Some people do feel confident saying I need x, y and z doing, most don’t hence the need to offer specific help. If you don’t know what to offer then just phone for a chat, take the person out for coffee and if you can then see something that someone needs help with jump in and offer.

CheapSausagesAndSpam · 09/12/2017 07:53

I mean it....I said quite recently to a woman I don't know well "If your DS has any dramas then call me"

She was worried about him starting secondary school close to my house...he's on the spectrum and might panic if he misses a bus.

I did specify that he could come to mine at any time if he missed the bus but I also meant general dramas.

Yika · 09/12/2017 07:55

I agree, OP. It puts the responsibility of asking on the person in need, and even if the person offering really means it, they might not be able to say yes to the particular request which is then embarrassing for the person who's asked.

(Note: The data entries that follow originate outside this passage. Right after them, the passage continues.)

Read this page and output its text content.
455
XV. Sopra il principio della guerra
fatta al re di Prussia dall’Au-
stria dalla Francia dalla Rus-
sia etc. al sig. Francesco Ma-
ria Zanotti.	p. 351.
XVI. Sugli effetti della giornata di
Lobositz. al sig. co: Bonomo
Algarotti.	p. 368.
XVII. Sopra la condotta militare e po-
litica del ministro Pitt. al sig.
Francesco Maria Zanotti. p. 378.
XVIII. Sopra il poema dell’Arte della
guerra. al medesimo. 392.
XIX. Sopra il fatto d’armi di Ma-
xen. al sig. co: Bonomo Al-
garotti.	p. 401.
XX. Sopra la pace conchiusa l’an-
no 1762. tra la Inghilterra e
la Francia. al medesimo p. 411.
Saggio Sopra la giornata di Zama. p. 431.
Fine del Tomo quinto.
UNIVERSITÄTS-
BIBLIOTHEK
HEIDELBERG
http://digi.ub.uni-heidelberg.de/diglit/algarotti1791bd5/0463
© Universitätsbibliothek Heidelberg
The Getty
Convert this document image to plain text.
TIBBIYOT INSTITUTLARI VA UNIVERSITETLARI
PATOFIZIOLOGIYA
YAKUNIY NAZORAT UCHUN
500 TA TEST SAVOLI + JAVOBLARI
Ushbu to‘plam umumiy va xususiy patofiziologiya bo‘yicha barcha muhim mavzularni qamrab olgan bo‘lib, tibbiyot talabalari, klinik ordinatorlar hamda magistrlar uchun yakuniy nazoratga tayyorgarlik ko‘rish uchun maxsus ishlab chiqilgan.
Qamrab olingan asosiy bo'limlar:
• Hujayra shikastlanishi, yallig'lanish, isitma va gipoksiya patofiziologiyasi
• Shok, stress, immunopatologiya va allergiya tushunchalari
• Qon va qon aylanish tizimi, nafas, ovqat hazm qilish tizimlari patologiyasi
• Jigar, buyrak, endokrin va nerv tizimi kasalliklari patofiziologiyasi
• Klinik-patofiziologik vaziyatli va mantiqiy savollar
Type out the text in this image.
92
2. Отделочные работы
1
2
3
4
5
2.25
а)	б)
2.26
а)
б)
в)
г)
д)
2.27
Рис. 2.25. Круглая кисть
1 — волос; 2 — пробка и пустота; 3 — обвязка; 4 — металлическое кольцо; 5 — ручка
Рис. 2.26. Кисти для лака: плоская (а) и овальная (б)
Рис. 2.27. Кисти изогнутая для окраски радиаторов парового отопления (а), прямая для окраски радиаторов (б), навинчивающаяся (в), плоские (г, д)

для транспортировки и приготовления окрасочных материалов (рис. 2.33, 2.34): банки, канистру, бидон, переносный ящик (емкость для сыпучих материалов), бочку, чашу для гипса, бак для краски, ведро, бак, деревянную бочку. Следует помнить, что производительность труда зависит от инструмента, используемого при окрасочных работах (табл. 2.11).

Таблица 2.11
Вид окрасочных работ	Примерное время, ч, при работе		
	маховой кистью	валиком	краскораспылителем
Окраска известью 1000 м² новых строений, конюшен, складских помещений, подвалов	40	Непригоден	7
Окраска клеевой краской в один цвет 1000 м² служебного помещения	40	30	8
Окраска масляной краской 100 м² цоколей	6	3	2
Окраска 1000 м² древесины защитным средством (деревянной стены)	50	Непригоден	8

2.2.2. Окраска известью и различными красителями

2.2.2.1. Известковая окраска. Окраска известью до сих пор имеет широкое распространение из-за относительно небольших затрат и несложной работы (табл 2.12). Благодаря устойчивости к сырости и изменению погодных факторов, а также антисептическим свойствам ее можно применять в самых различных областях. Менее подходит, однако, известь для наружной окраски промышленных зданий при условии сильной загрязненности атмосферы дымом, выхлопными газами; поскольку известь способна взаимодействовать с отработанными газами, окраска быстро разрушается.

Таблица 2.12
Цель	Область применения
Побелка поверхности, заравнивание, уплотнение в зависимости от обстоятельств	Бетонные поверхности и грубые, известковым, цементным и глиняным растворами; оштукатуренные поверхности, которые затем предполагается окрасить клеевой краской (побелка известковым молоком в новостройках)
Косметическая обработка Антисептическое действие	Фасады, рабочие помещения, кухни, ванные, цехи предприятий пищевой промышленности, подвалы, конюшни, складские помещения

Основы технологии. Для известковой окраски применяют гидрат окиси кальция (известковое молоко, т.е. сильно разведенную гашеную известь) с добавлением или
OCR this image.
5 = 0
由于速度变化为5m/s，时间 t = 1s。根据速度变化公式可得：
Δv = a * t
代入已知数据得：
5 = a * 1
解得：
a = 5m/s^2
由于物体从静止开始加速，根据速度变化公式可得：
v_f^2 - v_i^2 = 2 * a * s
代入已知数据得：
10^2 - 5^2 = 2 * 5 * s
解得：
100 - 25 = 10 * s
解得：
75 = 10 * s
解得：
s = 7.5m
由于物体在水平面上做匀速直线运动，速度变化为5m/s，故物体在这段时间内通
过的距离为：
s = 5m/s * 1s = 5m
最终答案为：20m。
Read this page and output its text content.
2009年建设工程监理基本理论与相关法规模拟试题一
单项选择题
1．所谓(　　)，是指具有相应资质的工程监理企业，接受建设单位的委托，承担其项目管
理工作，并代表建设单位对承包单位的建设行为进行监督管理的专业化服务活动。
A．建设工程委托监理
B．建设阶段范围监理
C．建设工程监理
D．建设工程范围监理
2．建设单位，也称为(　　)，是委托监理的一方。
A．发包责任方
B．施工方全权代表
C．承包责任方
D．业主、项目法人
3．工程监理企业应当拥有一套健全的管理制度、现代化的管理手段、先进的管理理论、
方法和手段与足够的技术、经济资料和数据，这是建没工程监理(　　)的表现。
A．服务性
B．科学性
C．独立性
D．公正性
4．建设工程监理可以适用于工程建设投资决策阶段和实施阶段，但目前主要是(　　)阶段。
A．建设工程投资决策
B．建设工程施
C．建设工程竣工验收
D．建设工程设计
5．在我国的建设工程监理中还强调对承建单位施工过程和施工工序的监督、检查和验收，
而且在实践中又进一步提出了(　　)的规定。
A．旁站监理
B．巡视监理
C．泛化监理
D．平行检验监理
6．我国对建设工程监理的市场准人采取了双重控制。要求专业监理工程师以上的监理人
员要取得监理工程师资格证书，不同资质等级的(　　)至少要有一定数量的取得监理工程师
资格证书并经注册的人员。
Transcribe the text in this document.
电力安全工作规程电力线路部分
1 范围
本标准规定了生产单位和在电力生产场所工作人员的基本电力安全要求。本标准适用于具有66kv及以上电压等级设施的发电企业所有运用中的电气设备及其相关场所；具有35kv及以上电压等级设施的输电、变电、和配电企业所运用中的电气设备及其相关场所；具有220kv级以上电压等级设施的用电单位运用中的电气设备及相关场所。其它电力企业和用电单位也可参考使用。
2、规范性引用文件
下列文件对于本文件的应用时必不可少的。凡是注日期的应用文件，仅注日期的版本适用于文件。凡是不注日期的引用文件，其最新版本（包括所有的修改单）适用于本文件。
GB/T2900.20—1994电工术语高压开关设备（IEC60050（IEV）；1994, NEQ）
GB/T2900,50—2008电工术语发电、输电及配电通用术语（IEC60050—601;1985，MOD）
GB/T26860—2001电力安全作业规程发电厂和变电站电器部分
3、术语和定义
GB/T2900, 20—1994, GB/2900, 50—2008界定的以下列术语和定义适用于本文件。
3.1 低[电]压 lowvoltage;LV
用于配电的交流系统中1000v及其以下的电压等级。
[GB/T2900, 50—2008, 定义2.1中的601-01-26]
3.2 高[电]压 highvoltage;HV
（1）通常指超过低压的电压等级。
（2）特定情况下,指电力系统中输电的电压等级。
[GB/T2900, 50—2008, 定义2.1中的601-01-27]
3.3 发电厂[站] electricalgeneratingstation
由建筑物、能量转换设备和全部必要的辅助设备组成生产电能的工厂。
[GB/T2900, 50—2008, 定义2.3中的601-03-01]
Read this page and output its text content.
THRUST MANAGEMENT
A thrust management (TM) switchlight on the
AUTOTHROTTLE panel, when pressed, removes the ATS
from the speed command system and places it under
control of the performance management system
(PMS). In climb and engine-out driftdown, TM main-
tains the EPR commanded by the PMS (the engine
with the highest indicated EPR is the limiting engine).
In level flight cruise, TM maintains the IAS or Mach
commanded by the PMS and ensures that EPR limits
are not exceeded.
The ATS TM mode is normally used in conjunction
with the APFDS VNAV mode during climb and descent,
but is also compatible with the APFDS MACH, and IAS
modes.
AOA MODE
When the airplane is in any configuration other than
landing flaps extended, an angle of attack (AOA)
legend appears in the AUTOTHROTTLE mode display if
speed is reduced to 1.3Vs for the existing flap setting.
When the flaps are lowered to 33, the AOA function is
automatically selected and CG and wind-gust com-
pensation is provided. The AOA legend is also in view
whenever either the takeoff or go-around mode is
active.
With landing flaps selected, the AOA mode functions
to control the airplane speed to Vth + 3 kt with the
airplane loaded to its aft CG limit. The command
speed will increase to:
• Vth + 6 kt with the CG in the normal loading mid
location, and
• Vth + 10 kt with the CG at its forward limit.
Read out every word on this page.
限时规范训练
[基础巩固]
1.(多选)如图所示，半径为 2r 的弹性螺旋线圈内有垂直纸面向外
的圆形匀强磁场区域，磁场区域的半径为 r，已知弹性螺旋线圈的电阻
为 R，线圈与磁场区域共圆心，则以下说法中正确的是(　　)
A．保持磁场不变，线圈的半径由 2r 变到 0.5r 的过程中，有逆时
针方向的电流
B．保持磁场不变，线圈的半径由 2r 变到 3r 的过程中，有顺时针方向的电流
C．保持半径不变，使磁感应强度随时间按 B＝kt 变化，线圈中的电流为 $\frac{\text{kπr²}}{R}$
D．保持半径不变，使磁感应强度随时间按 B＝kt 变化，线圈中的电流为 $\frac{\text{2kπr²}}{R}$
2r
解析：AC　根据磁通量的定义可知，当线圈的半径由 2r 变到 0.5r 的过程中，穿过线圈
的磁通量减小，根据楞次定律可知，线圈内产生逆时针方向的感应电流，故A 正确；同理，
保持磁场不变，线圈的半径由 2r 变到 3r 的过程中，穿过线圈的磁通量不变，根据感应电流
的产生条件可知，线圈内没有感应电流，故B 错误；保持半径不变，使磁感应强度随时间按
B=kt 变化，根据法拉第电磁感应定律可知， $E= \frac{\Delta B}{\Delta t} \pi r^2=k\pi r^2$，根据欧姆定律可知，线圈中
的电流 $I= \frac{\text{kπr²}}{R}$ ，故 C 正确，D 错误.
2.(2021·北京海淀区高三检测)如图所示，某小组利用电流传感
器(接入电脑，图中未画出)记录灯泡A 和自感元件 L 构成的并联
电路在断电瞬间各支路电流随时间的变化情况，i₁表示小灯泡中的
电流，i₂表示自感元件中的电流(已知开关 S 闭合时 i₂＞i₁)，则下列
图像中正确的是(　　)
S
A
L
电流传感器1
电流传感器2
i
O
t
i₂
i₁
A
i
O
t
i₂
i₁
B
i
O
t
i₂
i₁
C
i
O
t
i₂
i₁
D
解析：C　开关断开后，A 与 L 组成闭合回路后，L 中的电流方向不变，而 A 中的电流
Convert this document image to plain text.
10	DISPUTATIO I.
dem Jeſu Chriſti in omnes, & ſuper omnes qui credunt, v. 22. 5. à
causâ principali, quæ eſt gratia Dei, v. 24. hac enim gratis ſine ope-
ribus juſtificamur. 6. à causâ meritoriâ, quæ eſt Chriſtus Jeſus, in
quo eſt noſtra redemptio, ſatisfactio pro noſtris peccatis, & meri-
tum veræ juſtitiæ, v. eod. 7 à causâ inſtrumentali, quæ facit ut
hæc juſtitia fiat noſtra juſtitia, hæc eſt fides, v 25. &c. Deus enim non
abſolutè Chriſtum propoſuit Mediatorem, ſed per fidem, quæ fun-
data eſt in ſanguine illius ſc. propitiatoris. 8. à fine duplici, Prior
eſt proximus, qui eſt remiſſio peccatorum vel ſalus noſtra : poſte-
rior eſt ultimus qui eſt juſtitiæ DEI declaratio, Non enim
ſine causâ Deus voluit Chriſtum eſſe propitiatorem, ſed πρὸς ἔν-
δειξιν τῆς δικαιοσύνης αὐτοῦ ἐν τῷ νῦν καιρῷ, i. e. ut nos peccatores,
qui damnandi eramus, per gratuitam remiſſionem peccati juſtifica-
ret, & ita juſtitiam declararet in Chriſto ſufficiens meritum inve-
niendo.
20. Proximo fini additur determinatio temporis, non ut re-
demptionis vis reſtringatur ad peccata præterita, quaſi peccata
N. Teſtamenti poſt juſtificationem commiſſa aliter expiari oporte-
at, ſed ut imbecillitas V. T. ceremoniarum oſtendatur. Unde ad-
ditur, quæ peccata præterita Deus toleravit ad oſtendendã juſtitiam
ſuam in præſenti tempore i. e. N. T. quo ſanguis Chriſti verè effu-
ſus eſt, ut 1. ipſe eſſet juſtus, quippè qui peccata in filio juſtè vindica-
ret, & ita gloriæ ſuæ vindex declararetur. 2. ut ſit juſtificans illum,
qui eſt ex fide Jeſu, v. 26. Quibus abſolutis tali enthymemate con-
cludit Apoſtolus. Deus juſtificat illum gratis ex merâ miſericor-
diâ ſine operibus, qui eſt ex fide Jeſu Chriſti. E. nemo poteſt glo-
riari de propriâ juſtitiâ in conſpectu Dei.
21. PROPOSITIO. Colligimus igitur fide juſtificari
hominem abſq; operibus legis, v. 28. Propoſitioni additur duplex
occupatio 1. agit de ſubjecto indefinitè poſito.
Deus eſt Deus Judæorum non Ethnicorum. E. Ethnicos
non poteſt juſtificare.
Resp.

Maybe best to offer direct practical help one time and only afterwards make the generic offer - then the recipient knows that the willingness to help is truly meant.

ZigZagandDustin · 09/12/2017 07:57

Yika, I do both. Mostly offer specific things but people are so so so bad at taking help from people it's frustrating. So I'm the end you end up saying 'ok, well if you need anything give me a shout'.

Jessicabrassica · 09/12/2017 07:59

I once had someone say to call if I needed help. I did and I called. It quickly became apparent that helping me out would be massively inconvenient.
Other friends offered to take the kids out, babysit, provide food etc. If I knew what they could offer it was much easier to accept. Since then I have always quantified my offers of help. People are often quite pleased that you've thought about what might be helpful too. The teacher friend who has a different PD day? If you offer to have their child it saves them having to ask their mum again.
The person who turns up on your doorstep and says we're off to the park, shall we have your kids because you were at the hospital last night with your elderly relative and got home at 5am? Bloody marvellous. I wouldn't have asked because I didn't know they were free.